The murmur ceased abruptly, and the ensuing silence was broken by the scraping of a chair. Sergeant Matheson opened the door, the look of surprise on his face changing quickly to one of eagerness.

“The bad penny again,” I said coldly. “See what you can make of this.”

He stood aside to let me enter. Inspector Coleman raised a frowning face from his papers. On the opposite side of the desk Gloria Patterson sat, her cheeks flushed defiantly. Her eyes looked like those of a trapped animal. I don't mean a caged tiger; more like a sheep which had caught its wool in barbed wire.

“Where did you find this letter?” asked Sergeant Matheson, as I seated myself calmly. I was getting used to this office and its occupants.

“In my locker,” I replied, giving Gloria another appraising glance. She appeared as though she had been having a bad time, and I almost felt
sorry for her now that she had realized just what an actual
rencontre
with the police meant. They would stand no nonsense, and one couldn't expect them to.

“Do you see, sir?” asked the Sergeant eagerly, “exactly the same type of printing.”

“And the same paper,” I added. “Tell me, would you say that it had been written in indelible pencil. The light was bad outside.”

Inspector Coleman moistened his forefinger and rubbed. “No, it isn't,” he replied, turning his keen gaze on me. “Why do you ask?”

“I just wondered,” I said airily. That meant that the note had been written and put into my locker during the short time when Mac and I had been on the roof; the author, on discovering the loss of the indelible pencil, had used an ordinary one. However, that did not prove that Bill had written it, because there were Gordon and Patterson to remember. By the former's attitude, I was convinced that she knew something about the little practice of anonymous letters, though it hardly seemed likely that she would go straight from my warning at tea to repeat her performance. On the other hand, she would have had ample opportunity, just as my young friend who was sitting in the same room had.
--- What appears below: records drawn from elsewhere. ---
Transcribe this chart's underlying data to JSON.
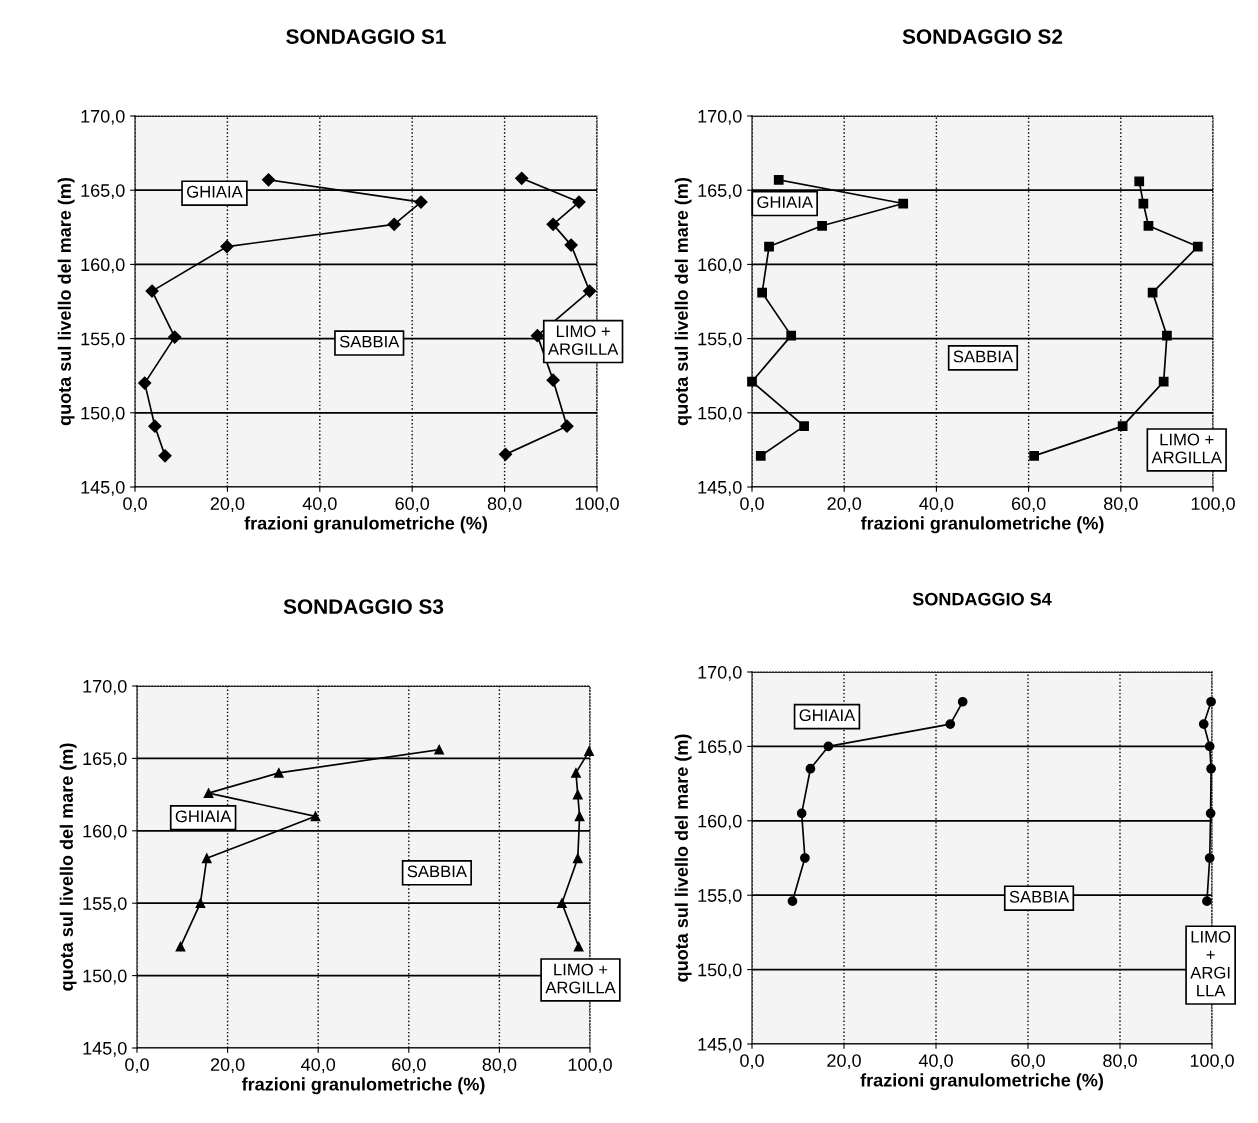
{
  "chart_data": [
    {
      "type": "line",
      "title": "SONDAGGIO S1",
      "xlabel": "frazioni granulometriche (%)",
      "ylabel": "quota sul livello del mare (m)",
      "xlim": [
        0,
        100
      ],
      "ylim": [
        145,
        170
      ],
      "xticks": [
        {
          "value": 0,
          "label": "0,0"
        },
        {
          "value": 20,
          "label": "20,0"
        },
        {
          "value": 40,
          "label": "40,0"
        },
        {
          "value": 60,
          "label": "60,0"
        },
        {
          "value": 80,
          "label": "80,0"
        },
        {
          "value": 100,
          "label": "100,0"
        }
      ],
      "yticks": [
        {
          "value": 145,
          "label": "145,0"
        },
        {
          "value": 150,
          "label": "150,0"
        },
        {
          "value": 155,
          "label": "155,0"
        },
        {
          "value": 160,
          "label": "160,0"
        },
        {
          "value": 165,
          "label": "165,0"
        },
        {
          "value": 170,
          "label": "170,0"
        }
      ],
      "grid": true,
      "marker": "diamond",
      "line_style": "solid",
      "series": [
        {
          "color": "#000000",
          "x": [
            28.9,
            61.9,
            56.1,
            19.9,
            3.7,
            8.6,
            2.1,
            4.3,
            6.5
          ],
          "values": [
            165.7,
            164.2,
            162.7,
            161.2,
            158.2,
            155.1,
            152.0,
            149.1,
            147.1
          ]
        },
        {
          "color": "#000000",
          "x": [
            83.7,
            96.1,
            90.5,
            94.4,
            98.4,
            87.1,
            90.5,
            93.5,
            80.2
          ],
          "values": [
            165.8,
            164.2,
            162.7,
            161.3,
            158.2,
            155.2,
            152.2,
            149.1,
            147.2
          ]
        }
      ],
      "annotations": [
        "GHIAIA",
        "SABBIA",
        "LIMO +\nARGILLA"
      ]
    },
    {
      "type": "line",
      "title": "SONDAGGIO S2",
      "xlabel": "frazioni granulometriche (%)",
      "ylabel": "quota sul livello del mare (m)",
      "xlim": [
        0,
        100
      ],
      "ylim": [
        145,
        170
      ],
      "xticks": [
        {
          "value": 0,
          "label": "0,0"
        },
        {
          "value": 20,
          "label": "20,0"
        },
        {
          "value": 40,
          "label": "40,0"
        },
        {
          "value": 60,
          "label": "60,0"
        },
        {
          "value": 80,
          "label": "80,0"
        },
        {
          "value": 100,
          "label": "100,0"
        }
      ],
      "yticks": [
        {
          "value": 145,
          "label": "145,0"
        },
        {
          "value": 150,
          "label": "150,0"
        },
        {
          "value": 155,
          "label": "155,0"
        },
        {
          "value": 160,
          "label": "160,0"
        },
        {
          "value": 165,
          "label": "165,0"
        },
        {
          "value": 170,
          "label": "170,0"
        }
      ],
      "grid": true,
      "marker": "square",
      "line_style": "solid",
      "series": [
        {
          "color": "#000000",
          "x": [
            5.8,
            32.8,
            15.2,
            3.7,
            2.2,
            8.5,
            0.0,
            11.3,
            1.9
          ],
          "values": [
            165.7,
            164.1,
            162.6,
            161.2,
            158.1,
            155.2,
            152.1,
            149.1,
            147.1
          ]
        },
        {
          "color": "#000000",
          "x": [
            84.0,
            84.9,
            86.0,
            96.7,
            86.9,
            90.0,
            89.3,
            80.4,
            61.2
          ],
          "values": [
            165.6,
            164.1,
            162.6,
            161.2,
            158.1,
            155.2,
            152.1,
            149.1,
            147.1
          ]
        }
      ],
      "annotations": [
        "GHIAIA",
        "SABBIA",
        "LIMO +\nARGILLA"
      ]
    },
    {
      "type": "line",
      "title": "SONDAGGIO S3",
      "xlabel": "frazioni granulometriche (%)",
      "ylabel": "quota sul livello del mare (m)",
      "xlim": [
        0,
        100
      ],
      "ylim": [
        145,
        170
      ],
      "xticks": [
        {
          "value": 0,
          "label": "0,0"
        },
        {
          "value": 20,
          "label": "20,0"
        },
        {
          "value": 40,
          "label": "40,0"
        },
        {
          "value": 60,
          "label": "60,0"
        },
        {
          "value": 80,
          "label": "80,0"
        },
        {
          "value": 100,
          "label": "100,0"
        }
      ],
      "yticks": [
        {
          "value": 145,
          "label": "145,0"
        },
        {
          "value": 150,
          "label": "150,0"
        },
        {
          "value": 155,
          "label": "155,0"
        },
        {
          "value": 160,
          "label": "160,0"
        },
        {
          "value": 165,
          "label": "165,0"
        },
        {
          "value": 170,
          "label": "170,0"
        }
      ],
      "grid": true,
      "marker": "triangle",
      "line_style": "solid",
      "series": [
        {
          "color": "#000000",
          "x": [
            66.7,
            31.3,
            15.8,
            39.4,
            15.4,
            14.0,
            9.6
          ],
          "values": [
            165.6,
            164.0,
            162.6,
            161.0,
            158.1,
            155.0,
            152.0
          ]
        },
        {
          "color": "#000000",
          "x": [
            99.8,
            96.9,
            97.3,
            97.7,
            97.3,
            93.8,
            97.5
          ],
          "values": [
            165.5,
            164.0,
            162.5,
            161.0,
            158.1,
            155.0,
            152.0
          ]
        }
      ],
      "annotations": [
        "GHIAIA",
        "SABBIA",
        "LIMO +\nARGILLA"
      ]
    },
    {
      "type": "line",
      "title": "SONDAGGIO S4",
      "xlabel": "frazioni granulometriche (%)",
      "ylabel": "quota sul livello del mare (m)",
      "xlim": [
        0,
        100
      ],
      "ylim": [
        145,
        170
      ],
      "xticks": [
        {
          "value": 0,
          "label": "0,0"
        },
        {
          "value": 20,
          "label": "20,0"
        },
        {
          "value": 40,
          "label": "40,0"
        },
        {
          "value": 60,
          "label": "60,0"
        },
        {
          "value": 80,
          "label": "80,0"
        },
        {
          "value": 100,
          "label": "100,0"
        }
      ],
      "yticks": [
        {
          "value": 145,
          "label": "145,0"
        },
        {
          "value": 150,
          "label": "150,0"
        },
        {
          "value": 155,
          "label": "155,0"
        },
        {
          "value": 160,
          "label": "160,0"
        },
        {
          "value": 165,
          "label": "165,0"
        },
        {
          "value": 170,
          "label": "170,0"
        }
      ],
      "grid": true,
      "marker": "circle",
      "line_style": "solid",
      "series": [
        {
          "color": "#000000",
          "x": [
            45.8,
            43.1,
            16.6,
            12.7,
            10.8,
            11.5,
            8.8
          ],
          "values": [
            168.0,
            166.5,
            165.0,
            163.5,
            160.5,
            157.5,
            154.6
          ]
        },
        {
          "color": "#000000",
          "x": [
            99.8,
            98.2,
            99.5,
            99.8,
            99.7,
            99.5,
            98.9
          ],
          "values": [
            168.0,
            166.5,
            165.0,
            163.5,
            160.5,
            157.5,
            154.6
          ]
        }
      ],
      "annotations": [
        "GHIAIA",
        "SABBIA",
        "LIMO\n+\nARGI\nLLA"
      ]
    }
  ]
}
Inspector Coleman had been searching through his brief-case. He brought to light a grimy slip of paper. He submitted this to the same experiment of rubbing with a wet finger. He looked up and said with a curtness that smacked of chagrin, “An indelible pencil was used on Miss Compton's letter. But how did you guess?”
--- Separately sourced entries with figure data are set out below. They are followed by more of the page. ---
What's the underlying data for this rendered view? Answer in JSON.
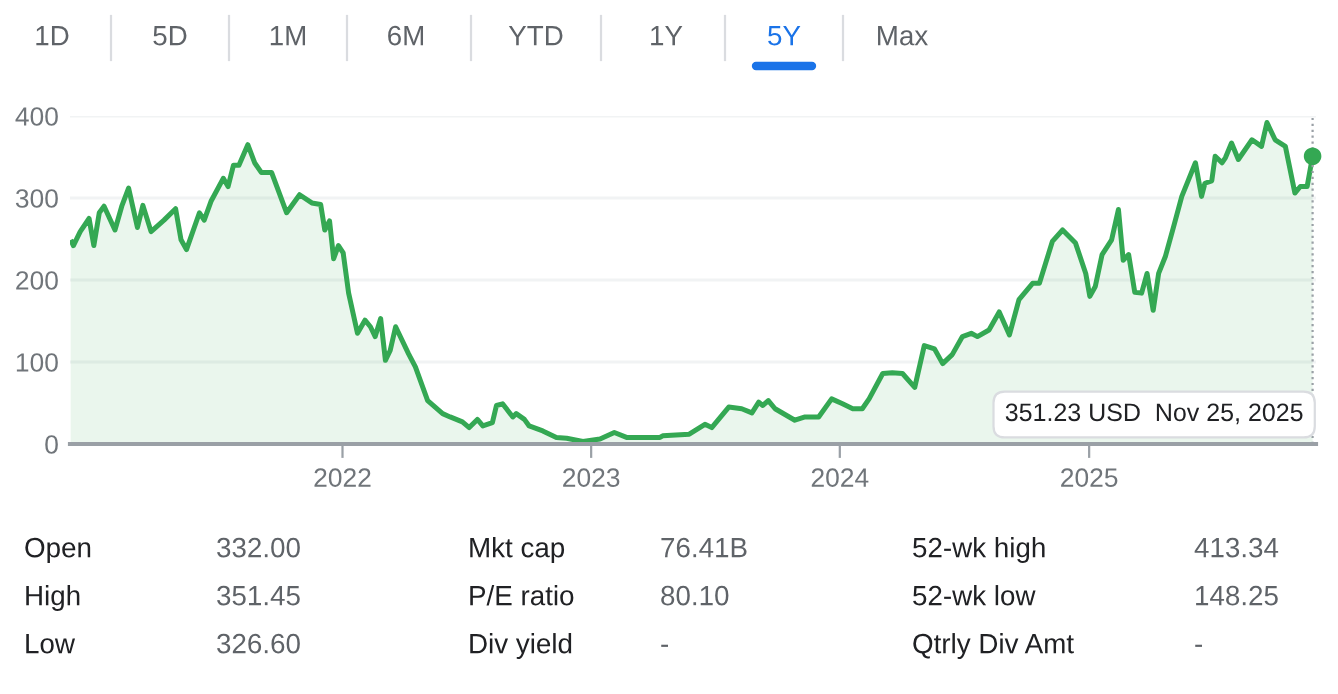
{
  "chart_data": [
    {
      "type": "other",
      "categories": [
        "1D",
        "5D",
        "1M",
        "6M",
        "YTD",
        "1Y",
        "5Y",
        "Max"
      ],
      "colors": [
        "#5f6368",
        "#5f6368",
        "#5f6368",
        "#5f6368",
        "#5f6368",
        "#5f6368",
        "#1a73e8",
        "#5f6368"
      ]
    },
    {
      "type": "area",
      "grid": "y",
      "xlim": [
        "2020-11-27",
        "2025-11-30"
      ],
      "ylim": [
        0,
        400
      ],
      "yticks": [
        0,
        100,
        200,
        300,
        400
      ],
      "xticks": [
        "2022",
        "2023",
        "2024",
        "2025"
      ],
      "series": [
        {
          "color": "#34a853",
          "x": [
            "2020-11-28",
            "2020-12-02",
            "2020-12-12",
            "2020-12-25",
            "2021-01-01",
            "2021-01-09",
            "2021-01-16",
            "2021-02-01",
            "2021-02-11",
            "2021-02-21",
            "2021-03-06",
            "2021-03-14",
            "2021-03-26",
            "2021-04-14",
            "2021-05-01",
            "2021-05-09",
            "2021-05-17",
            "2021-06-05",
            "2021-06-12",
            "2021-06-22",
            "2021-07-10",
            "2021-07-17",
            "2021-07-25",
            "2021-08-02",
            "2021-08-15",
            "2021-08-25",
            "2021-09-04",
            "2021-09-19",
            "2021-10-11",
            "2021-10-30",
            "2021-11-17",
            "2021-11-30",
            "2021-12-06",
            "2021-12-13",
            "2021-12-19",
            "2021-12-26",
            "2022-01-02",
            "2022-01-10",
            "2022-01-23",
            "2022-02-03",
            "2022-02-11",
            "2022-02-18",
            "2022-02-26",
            "2022-03-05",
            "2022-03-12",
            "2022-03-20",
            "2022-04-08",
            "2022-04-18",
            "2022-05-06",
            "2022-05-28",
            "2022-06-08",
            "2022-06-26",
            "2022-07-06",
            "2022-07-18",
            "2022-07-26",
            "2022-08-09",
            "2022-08-15",
            "2022-08-24",
            "2022-09-08",
            "2022-09-13",
            "2022-09-25",
            "2022-10-02",
            "2022-10-22",
            "2022-11-11",
            "2022-11-26",
            "2022-12-20",
            "2023-01-14",
            "2023-02-04",
            "2023-02-22",
            "2023-03-19",
            "2023-04-12",
            "2023-04-16",
            "2023-05-25",
            "2023-06-17",
            "2023-06-27",
            "2023-07-22",
            "2023-08-10",
            "2023-08-25",
            "2023-09-04",
            "2023-09-10",
            "2023-09-18",
            "2023-09-28",
            "2023-10-27",
            "2023-11-11",
            "2023-12-01",
            "2023-12-20",
            "2024-01-05",
            "2024-01-20",
            "2024-02-03",
            "2024-02-13",
            "2024-03-04",
            "2024-03-18",
            "2024-04-02",
            "2024-04-20",
            "2024-05-04",
            "2024-05-19",
            "2024-05-31",
            "2024-06-14",
            "2024-06-29",
            "2024-07-12",
            "2024-07-21",
            "2024-08-07",
            "2024-08-22",
            "2024-09-06",
            "2024-09-20",
            "2024-10-10",
            "2024-10-20",
            "2024-11-08",
            "2024-11-23",
            "2024-12-12",
            "2024-12-27",
            "2025-01-02",
            "2025-01-10",
            "2025-01-20",
            "2025-02-03",
            "2025-02-13",
            "2025-02-20",
            "2025-02-28",
            "2025-03-09",
            "2025-03-19",
            "2025-03-27",
            "2025-04-05",
            "2025-04-13",
            "2025-04-23",
            "2025-05-05",
            "2025-05-17",
            "2025-06-06",
            "2025-06-15",
            "2025-06-20",
            "2025-06-30",
            "2025-07-05",
            "2025-07-15",
            "2025-07-20",
            "2025-07-29",
            "2025-08-08",
            "2025-08-28",
            "2025-09-11",
            "2025-09-19",
            "2025-10-01",
            "2025-10-16",
            "2025-10-30",
            "2025-11-07",
            "2025-11-17",
            "2025-11-25"
          ],
          "values": [
            249,
            242,
            259,
            275,
            242,
            282,
            290,
            261,
            290,
            312,
            264,
            291,
            259,
            273,
            287,
            249,
            237,
            282,
            273,
            296,
            324,
            314,
            340,
            340,
            365,
            343,
            331,
            331,
            282,
            304,
            294,
            292,
            261,
            272,
            226,
            242,
            233,
            184,
            135,
            151,
            143,
            131,
            153,
            102,
            114,
            143,
            110,
            94,
            53,
            37,
            33,
            27,
            20,
            30,
            22,
            26,
            47,
            49,
            33,
            37,
            30,
            22,
            16,
            8,
            7,
            3,
            6,
            14,
            8,
            8,
            8,
            10,
            12,
            24,
            20,
            45,
            43,
            38,
            51,
            47,
            53,
            43,
            29,
            33,
            33,
            55,
            49,
            43,
            43,
            55,
            86,
            87,
            86,
            69,
            120,
            116,
            98,
            109,
            131,
            135,
            131,
            139,
            161,
            133,
            176,
            196,
            196,
            247,
            261,
            245,
            208,
            180,
            192,
            231,
            249,
            286,
            224,
            231,
            185,
            184,
            208,
            163,
            208,
            229,
            265,
            302,
            343,
            302,
            318,
            321,
            351,
            343,
            349,
            367,
            347,
            371,
            363,
            392,
            371,
            363,
            306,
            314,
            314,
            351
          ]
        },
        {
          "type": "scatter",
          "marker": "circle",
          "color": "#34a853",
          "x": [
            "2025-11-25"
          ],
          "values": [
            351
          ]
        }
      ],
      "ref_lines": [
        {
          "axis": "x",
          "value": "2025-11-25",
          "color": "#9aa0a6",
          "line_style": "dotted"
        }
      ],
      "annotations": [
        "351.23 USD  Nov 25, 2025"
      ]
    },
    {
      "type": "other",
      "annotations": [
        "Open",
        "332.00",
        "Mkt cap",
        "76.41B",
        "52-wk high",
        "413.34",
        "High",
        "351.45",
        "P/E ratio",
        "80.10",
        "52-wk low",
        "148.25",
        "Low",
        "326.60",
        "Div yield",
        "-",
        "Qtrly Div Amt",
        "-"
      ]
    }
  ]
}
“It came before my mind's eye some time ago,” I had no intention of telling them about my discovery behind the cafeteria counter. I had absolutely nothing to go on in thinking that Bill was the culprit, and to drag him into this affair without proof was unjust and foolish. ‘Let the police ferret things out for themselves,' I thought obstinately.

“May I read my correspondence again?” I asked. “I only gave it a brief glance and then came straight to you. Thanks.” It was such a typical example of an anonymous letter that I was almost bored. I was warned against prying into affairs which did not concern me, and the note concluded with a dark threat to my general health and well-being. I felt rather flattered by the writer's confidence in my perspicacity. Whoever wrote it did not understand that whatever knowledge I held had been thrust upon my unwilling attention.